The New York Attorney General has been investigating Exxon Mobil for failing to disclose to its investors the risk that climate change may have on the value of the company’s assets, including its extensive oil reserves, which some claim must remain in the ground if necessary future reductions in carbon emissions are to be achieved. As the controversy around Exxon Mobil’s carbon-related financial reporting continues, other entities are moving forward to address so-called climate change or “carbon asset” risk. In fact, the institutional investment fund CalPERS now requires that companies it chooses to invest in have at least one member of its governing board with climate expertise.
Support for changes in accounting standards seems to be growing, as evidenced by a recent climate disclosure task force initiated by the Financial Stability Board to help firms understand, manage, and disclose carbon-related risks. The US Department of Labor also recently issued guidance designed to encourage, although not necessarily require, greater transparency in reporting on climate change risks. Other organizations such as Ceres and the Carbon Disclosure Project have tracked reporting activities and worked extensively with firms interested in implementing carbon reporting, as well as engaged companies to take broader sustainability actions.

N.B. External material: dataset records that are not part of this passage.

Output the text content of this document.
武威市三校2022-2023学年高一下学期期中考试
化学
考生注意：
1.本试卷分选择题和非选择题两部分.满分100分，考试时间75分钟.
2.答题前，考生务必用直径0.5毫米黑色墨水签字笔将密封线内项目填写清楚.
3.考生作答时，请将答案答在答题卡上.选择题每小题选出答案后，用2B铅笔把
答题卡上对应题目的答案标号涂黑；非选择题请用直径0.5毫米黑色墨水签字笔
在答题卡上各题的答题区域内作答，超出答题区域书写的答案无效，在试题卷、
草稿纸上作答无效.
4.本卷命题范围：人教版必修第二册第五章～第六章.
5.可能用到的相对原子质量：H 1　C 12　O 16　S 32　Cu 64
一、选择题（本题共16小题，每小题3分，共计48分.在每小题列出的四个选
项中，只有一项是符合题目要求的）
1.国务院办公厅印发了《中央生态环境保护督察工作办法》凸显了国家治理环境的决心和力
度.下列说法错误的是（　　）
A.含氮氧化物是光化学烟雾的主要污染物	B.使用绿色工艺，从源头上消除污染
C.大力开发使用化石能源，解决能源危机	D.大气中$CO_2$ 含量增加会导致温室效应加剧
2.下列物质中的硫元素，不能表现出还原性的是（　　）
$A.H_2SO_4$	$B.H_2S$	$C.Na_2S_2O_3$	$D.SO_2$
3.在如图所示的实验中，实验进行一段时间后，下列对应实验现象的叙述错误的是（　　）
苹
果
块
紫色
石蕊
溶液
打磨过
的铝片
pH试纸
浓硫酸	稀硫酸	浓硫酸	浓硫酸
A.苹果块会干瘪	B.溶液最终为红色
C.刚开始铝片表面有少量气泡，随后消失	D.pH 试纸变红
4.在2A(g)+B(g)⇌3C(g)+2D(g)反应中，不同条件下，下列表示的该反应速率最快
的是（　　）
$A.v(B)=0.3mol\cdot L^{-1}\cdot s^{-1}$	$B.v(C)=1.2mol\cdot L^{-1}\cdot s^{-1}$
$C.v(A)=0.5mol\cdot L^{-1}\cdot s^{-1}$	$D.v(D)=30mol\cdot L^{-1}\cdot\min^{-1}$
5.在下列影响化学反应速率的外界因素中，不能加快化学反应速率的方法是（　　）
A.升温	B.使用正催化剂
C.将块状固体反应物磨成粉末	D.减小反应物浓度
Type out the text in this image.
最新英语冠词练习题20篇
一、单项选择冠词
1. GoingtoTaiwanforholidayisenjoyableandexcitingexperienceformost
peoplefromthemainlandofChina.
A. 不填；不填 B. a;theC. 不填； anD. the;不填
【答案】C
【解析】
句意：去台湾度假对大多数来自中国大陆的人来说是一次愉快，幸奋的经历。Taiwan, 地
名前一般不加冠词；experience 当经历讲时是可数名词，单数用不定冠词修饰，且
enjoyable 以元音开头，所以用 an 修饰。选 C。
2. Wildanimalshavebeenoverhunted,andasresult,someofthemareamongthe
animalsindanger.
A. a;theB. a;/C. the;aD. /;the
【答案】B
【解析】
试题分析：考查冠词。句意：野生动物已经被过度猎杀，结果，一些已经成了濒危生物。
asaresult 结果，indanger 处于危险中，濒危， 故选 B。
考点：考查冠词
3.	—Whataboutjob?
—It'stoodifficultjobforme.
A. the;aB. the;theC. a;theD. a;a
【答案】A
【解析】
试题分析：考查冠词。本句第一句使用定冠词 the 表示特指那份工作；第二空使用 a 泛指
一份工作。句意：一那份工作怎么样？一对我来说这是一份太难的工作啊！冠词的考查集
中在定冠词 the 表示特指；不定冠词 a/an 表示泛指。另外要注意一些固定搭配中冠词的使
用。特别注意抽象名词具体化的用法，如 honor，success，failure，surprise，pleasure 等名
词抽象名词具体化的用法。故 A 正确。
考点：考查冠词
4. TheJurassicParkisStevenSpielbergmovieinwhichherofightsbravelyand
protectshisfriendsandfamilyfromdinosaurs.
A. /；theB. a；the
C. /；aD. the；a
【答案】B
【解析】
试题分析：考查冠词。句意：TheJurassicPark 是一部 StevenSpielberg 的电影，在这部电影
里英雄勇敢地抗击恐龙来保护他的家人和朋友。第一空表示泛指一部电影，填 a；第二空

In the wake of the UN global climate accords reached in Paris last December, one might suspect that the definition of “fiduciary duty” of corporate boards of directors has fundamentally changed in a post-COP21 world. The UN’s Global Compact offers guidance to boards which choose to take on sustainability broadly as a strategic issue. Given a board’s responsibility to assess risk and oversee strategic actions, assessing the firm’s climate change risk and disclosing that risk in its financial reporting to investors would seem to be an integral aspect of its role. Yet, clearly climate and carbon risk reporting is far from universal, just as incorporating sustainability fully into enterprise risk has not necessarily been widely adopted outside the rubric of environmental, social and governance actions.